Alloncle et le rapport dans l’œil du cyclone. Le rapport devait être publié ce jour, en fin de journée, ou demain matin, ce qui pose question également sur le calendrier de cette plainte. Elle est évidemment motivée politiquement. Bénéficiant du front républicain, la commission a été réduite au seul Charles Alloncle, pour la discréditer et avec elle, le fameux rapport. La plainte n’est pas venue, il y a quelques semaines en pleine commission, mais les commanditaires ont attendu le résultat du vote de la commission, sur la publication ou non du rapport (27 avril). Quelques jours plus tard, mais avant la parution du rapport, pour jeter un discrédit complet sur le rapport, cette association s’est empressée de déposer une plainte (2 mai). L’AFP n’a pas publié l’information immédiatement mais aujourd’hui au petit matin (4 mai), pour allumer un contre-feu et « griller » le rapport qui lui ne sera publié que dans quelques heures. La manœuvre est à la fois grossière pour des observateurs expérimentés, mais le grand public n’est pas dans la capacité d’analyser ce qui se passe devant leurs yeux. Alloncle par ailleurs n’est qu’une victime sacrificielle, il n’a pas d’importance réelle, mais son appartenance à l’UDR est du pain béni pour la Macronie, car il peut être enfoncé via la diffamation des iSTES : fascistes, complotistes, souverainistes, gauchistes, etc., selon la cible à détruire.
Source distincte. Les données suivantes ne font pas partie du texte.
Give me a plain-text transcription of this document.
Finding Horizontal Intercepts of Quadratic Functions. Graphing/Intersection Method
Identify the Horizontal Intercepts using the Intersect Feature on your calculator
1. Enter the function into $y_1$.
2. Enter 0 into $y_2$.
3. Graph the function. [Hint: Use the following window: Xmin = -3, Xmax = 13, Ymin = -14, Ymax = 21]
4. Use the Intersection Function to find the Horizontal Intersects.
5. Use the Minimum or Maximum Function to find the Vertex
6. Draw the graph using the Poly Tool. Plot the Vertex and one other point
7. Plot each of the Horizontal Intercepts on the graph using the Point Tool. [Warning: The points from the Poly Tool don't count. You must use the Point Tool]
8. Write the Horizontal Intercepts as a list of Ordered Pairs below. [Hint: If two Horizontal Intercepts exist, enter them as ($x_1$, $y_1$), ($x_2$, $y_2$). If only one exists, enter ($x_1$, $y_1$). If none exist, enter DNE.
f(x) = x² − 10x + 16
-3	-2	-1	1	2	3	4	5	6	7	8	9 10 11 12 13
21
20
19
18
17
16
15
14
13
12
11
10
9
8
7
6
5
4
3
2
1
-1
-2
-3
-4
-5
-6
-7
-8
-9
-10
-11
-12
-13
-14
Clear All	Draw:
AC !! Anti-Corruption, mais qui est derrière cette association ? C’est bien là le problème, car si l’association se présente comme apolitique, elle n’a en réalité agit que dans des attaques visant seulement deux formations politiques : le RN et l’UDR. L’association fut fondée par un certain Marcel Claude en juin 2021, définie : « comme le fer de lance de cette lutte dans le Grand Est ». Marcel Claude est un ancien commerçant qui est originaire de Pont-à-Mousson, installé à Sainte-Geneviève et qui se consacre depuis environ 2015, « à la lutte contre la corruption en politique ». Il fut un moment le référent départemental de l’association Anticor, dont il fut exclu et mis à la porte pour des raisons inconnues. C’est alors qu’il fonda AC !! Anti-Corruption en 2021. Comme commerçant, l’homme gérait un magasin de produits bios, connu pour ses positions à gauche, voire très à gauche, mais martelant « être apolitique ». L’association s’était distinguée en portant plainte contre Jordan Bardella et le Rassemblement National (décembre 2025), puis désormais contre Charles Alloncle, membre de l’UDR. Que cherche l’association dans ces manœuvres ciblées ? C’est bien là la question, entre désir d’attirer l’attention, des subventions publiques, des adhérents, mais des commanditaires de la plainte sont possible, alors que l’association n’a pas mené beaucoup d’actions et se disait concentrée « sur le Grand Est ». Fin 2022, elle grenouillait dans un obscur salon du livre, distribuant des brochures, pour passer à ces plaintes au niveau national, avec l’absence d’autres formations attaquées, sauf celles classées à l’extrême droite. Si je ne suis pas et de loin, de cette couleur politique, ni d’aucune par ailleurs, force est de constater que l’association ne semble pas lutter véritablement contre la corruption des politiques, mais contre des politiques pour leurs opinions politiques…
L’offensive lancée sur Alloncle tuera certainement le rapport, du moins enterrera son utilité et importance, alors que la commission n’avait aucun pouvoir de décision. Le rapport en effet n’apporte que des « recommandations », tandis que les groupes politiques dans les assemblées pourront ajouter à ce rapport leurs propres recommandations… après un nouveau débat. Autrement dit rien ne changera dans la situation catastrophique des médias publics, le débat traînera en longueur, dans des bavardages futiles, et Charles Alloncle sera crucifié sur la place publique, afin de faire taire tous ceux qui dorénavant auraient l’outrecuidance de mettre en cause le service public et surtout derrière lui : le gouvernement, le pouvoir et le système.